Remember the old days? When building an application meant procuring hardware, finding rack space for it, provisioning networking, downloading (if you were lucky) and installing software, and building your application from scratch? Well, those days aren’t exactly the past right now, but they are most certainly not the future.

That this shift is not more widely acknowledged is a function of the number of moving pieces involved. From the advent of cloud computing (coverage) to the rising popularity of development frameworks (coverage), there are a variety of reasons that development is easier today than it has ever been. True, this need for speed is nothing more than part of a longer term trend. From Assembler to Java to Python, the evolution of programming languages is a more than adequate illustration of computer science’s fundamental recognition that time to value is crucially important.

But what’s different today is the lack of friction to computing, in virtually every area.

Applications

Application installation is simpler today than it once was, yes. Any consumer can tell you that. But for consumers, application installation hasn’t really been all that difficult to begin with. Inefficient, yes, but not too trying: download an .exe or a .dmg, double-click it and you’re off to the races.

Application discovery, on the other hand, has posed a significant challenge for users. Say that you want a Sudoku game: where might you get one? Today, the answer for more and more users is a marketplace. Apple’s proven the concept with a few billion applications downloaded, and that model will undoubtedly be replicated on both Linux and Windows. Marketplaces are materially reducing the friction in application discovery, installation, updating and purchase.

But enterprise applications are a different beast altogether from consumer applications, you argue. Marketplaces lack the same relevance in that market. Well, it is certainly true that the model is far from proven in the enterprise, but that’s not stopping vendors who perceive the opportunity (coverage).

One of the primary limitations to enterprise marketplaces has been application compatibility and integration. Most enterprise applications require implementation and integration expertise, making them less suitable for a marketplace. Or at least those marketplaces that lack professional services resources, unlike, say, the Google Apps Marketplace or Microsoft Pinpoint. But what if the platform is vendor controlled, however, and implemented as a network application? Then things look very different indeed.

Consider the likes of Heroku or the Apps Marketplace. Both offer enterprise level applications for free and for purchase, with push-button integration. On Heroku and want to add memcached support? You can do it from the command line: heroku addons:add memcached. Want to add backup to your Google Apps account? Click the button below.

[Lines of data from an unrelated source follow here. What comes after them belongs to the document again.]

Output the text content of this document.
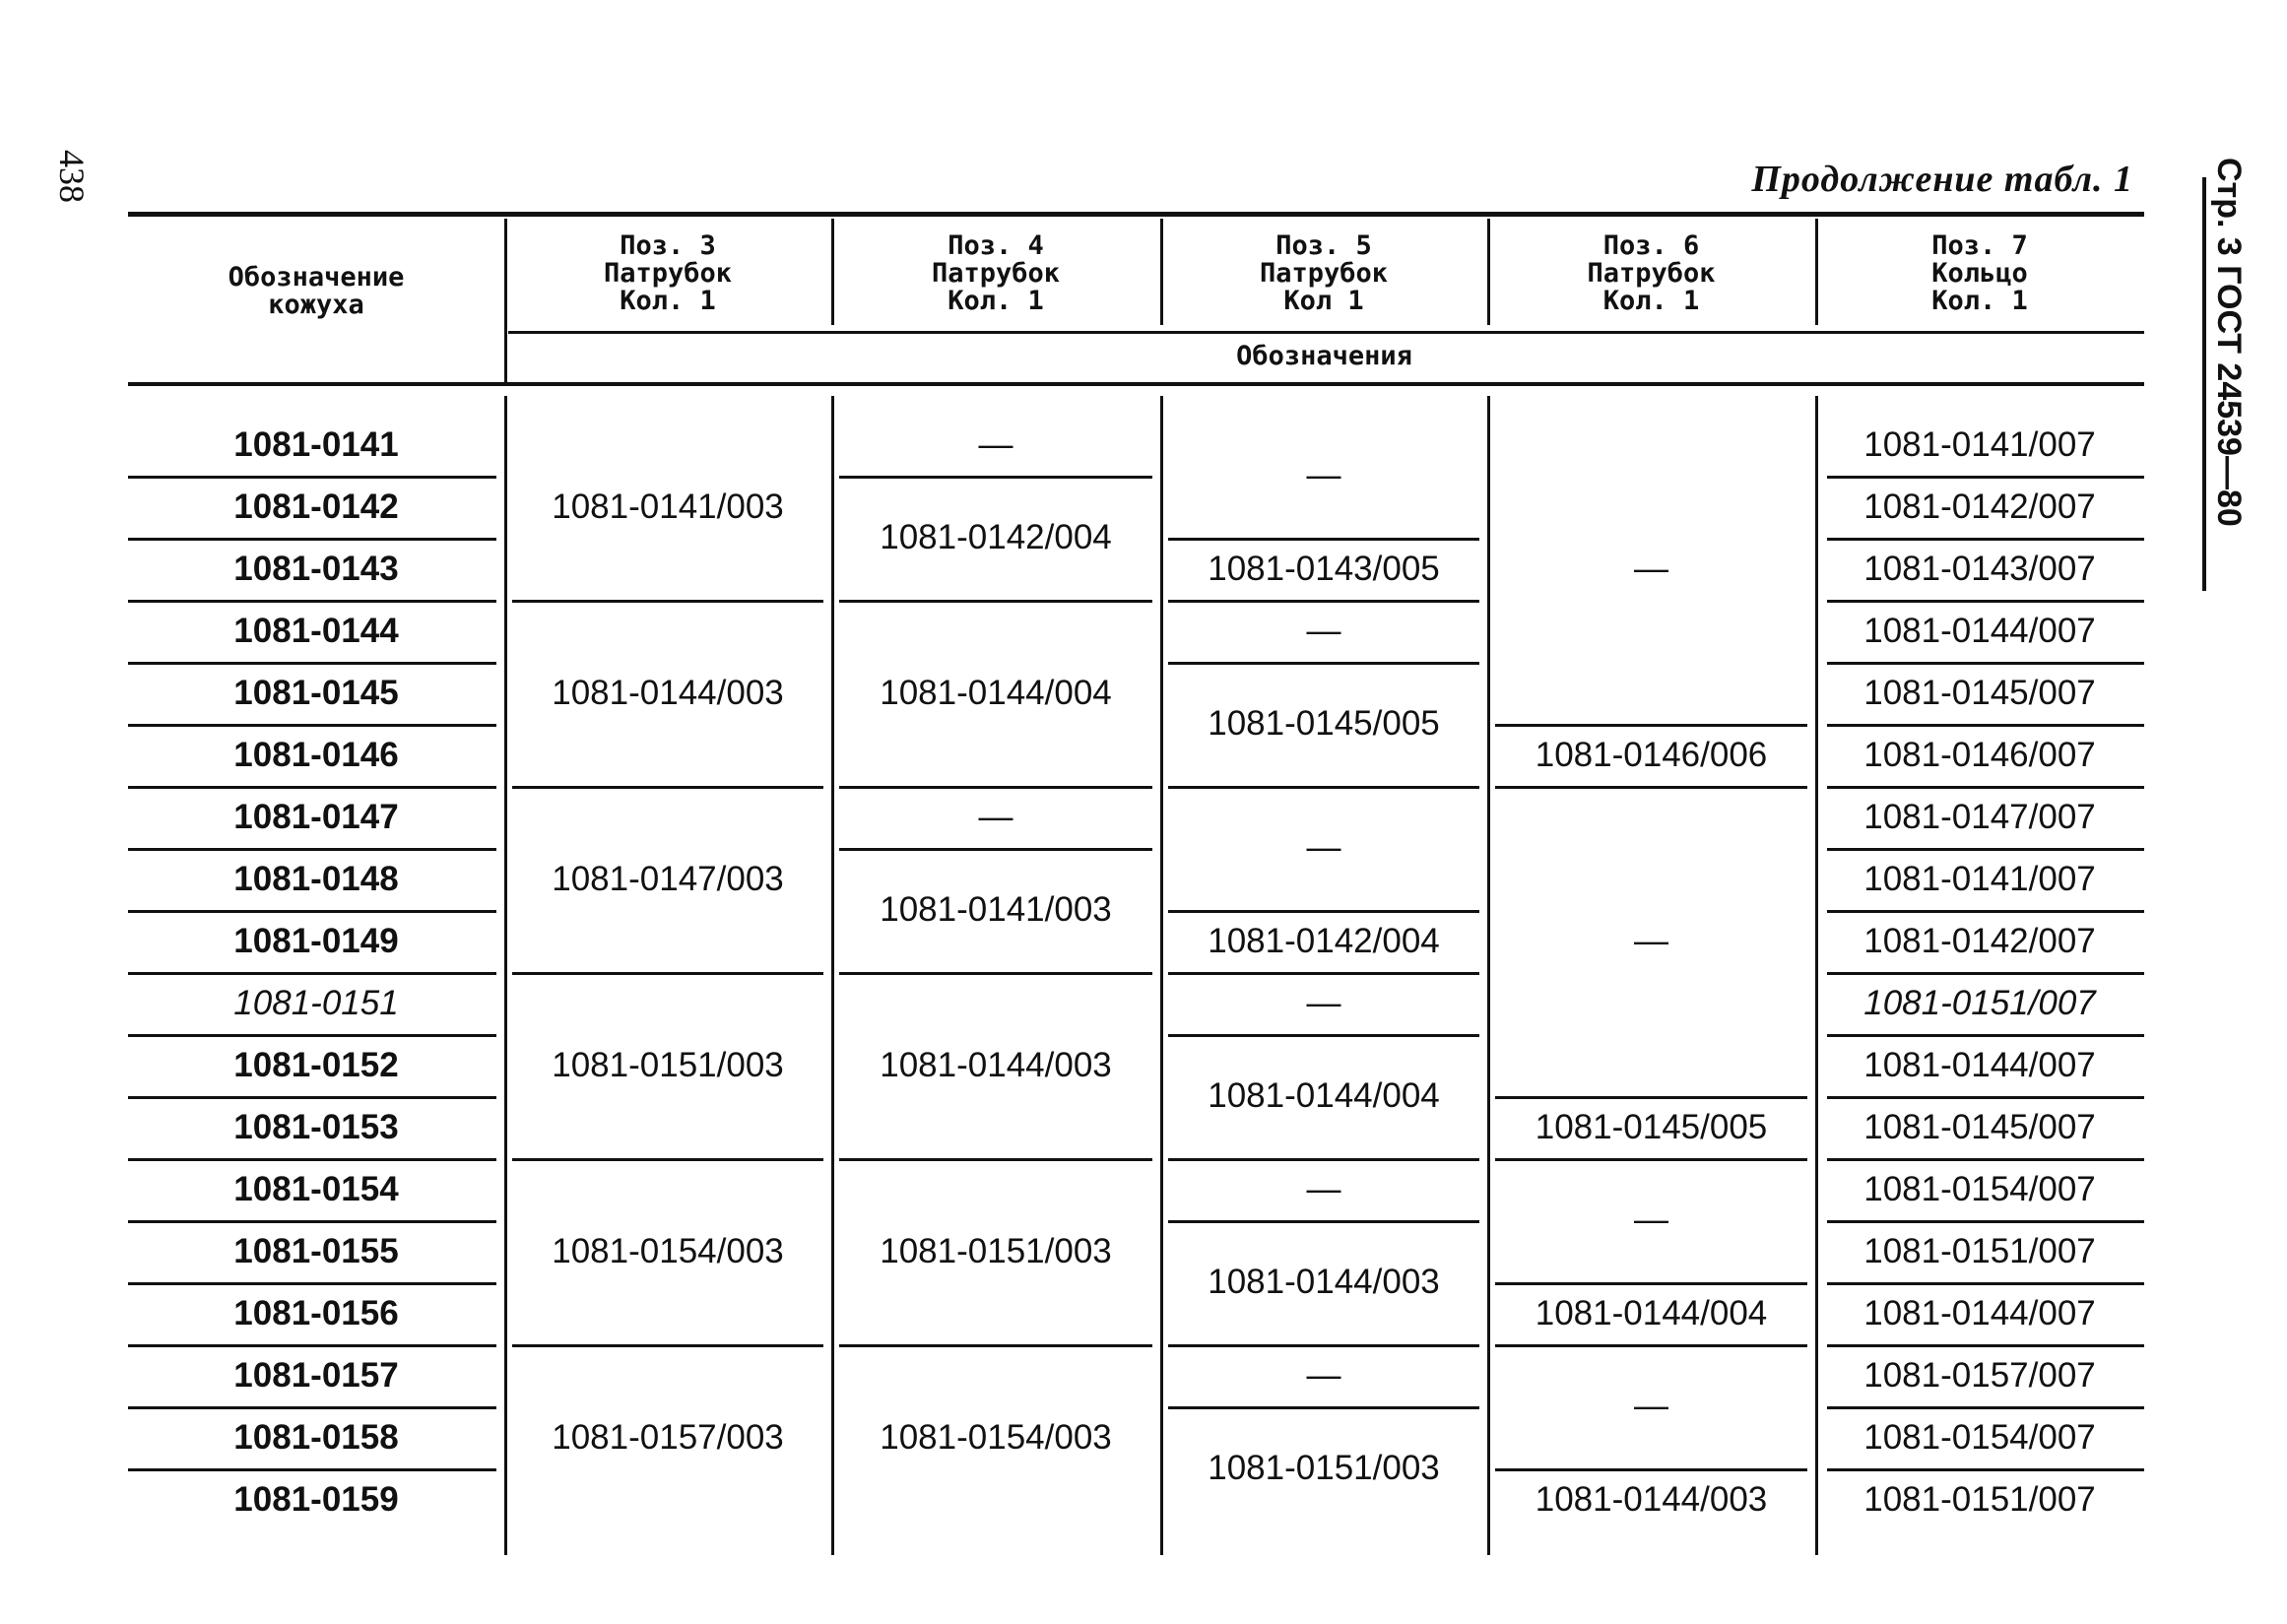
438	Стр. 3 ГОСТ 24539—80
Продолжение табл. 1
Обозначение
кожуха
Поз. 3
Патрубок
Кол. 1
Поз. 4
Патрубок
Кол. 1
Поз. 5
Патрубок
Кол 1
Поз. 6
Патрубок
Кол. 1
Поз. 7
Кольцо
Кол. 1
Обозначения
1081-0141
1081-0142
1081-0143
1081-0144
1081-0145
1081-0146
1081-0147
1081-0148
1081-0149
1081-0151
1081-0152
1081-0153
1081-0154
1081-0155
1081-0156
1081-0157
1081-0158
1081-0159
1081-0141/007
1081-0142/007
1081-0143/007
1081-0144/007
1081-0145/007
1081-0146/007
1081-0147/007
1081-0141/007
1081-0142/007
1081-0151/007
1081-0144/007
1081-0145/007
1081-0154/007
1081-0151/007
1081-0144/007
1081-0157/007
1081-0154/007
1081-0151/007
1081-0141/003
1081-0144/003
1081-0147/003
1081-0151/003
1081-0154/003
1081-0157/003
—
1081-0142/004
1081-0144/004
—
1081-0141/003
1081-0144/003
1081-0151/003
1081-0154/003
—
1081-0143/005
—
1081-0145/005
—
1081-0142/004
—
1081-0144/004
—
1081-0144/003
—
1081-0151/003
—
1081-0146/006
—
1081-0145/005
—
1081-0144/004
—
1081-0144/003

Screenshot-Google Apps Marketplace - Spanning Backup - Chromium

Not every application will be acquired via a marketplace, of course. But the trendline is clear: more and more applications will be.

Code

As with applications, the discovery and utilization of code has been greatly simplified via mechanisms such as Github (coverage). No longer are code repositories glorified web aware filesystems; they are now centers of social activity and collaborative development.

Leveraging the inherent comfort of the underlying distributed version control tooling with differences, repos like Github or Gitorious act to encourage forking, which in turn accelerates the pace of development through parallelization. Github can in that respect be thought of as the multi-core alternative to single threaded alternatives such as Google Code or SourceForge.

The friction involved in discovering and obtaining code at present is effectively zero. That’s nice. The effort involved in forking and contributing back to the original codebase is near zero. That is really impressive.

Add in the fact that web companies such as Facebook, LinkedIn and Twitter are increasingly leveraging open source as a primary, mainstream development path (coverage) – spiking the volume of available code – and there has never been a better time to be a developer than today.

Data

We’ve been predicting at RedMonk for a while now that we would see data emerge not only as an asset, but an asset worthy of its own marketplaces. Between startups like the aptly named Data Marketplace, Factual and Infochimps, as well as fledgling enterprise efforts like SAP’s Information on Demand and Microsoft’s Project Dallas or even public datasets such as those from Amazon or Google, this prophecy is clearly on its way to being fulfilled.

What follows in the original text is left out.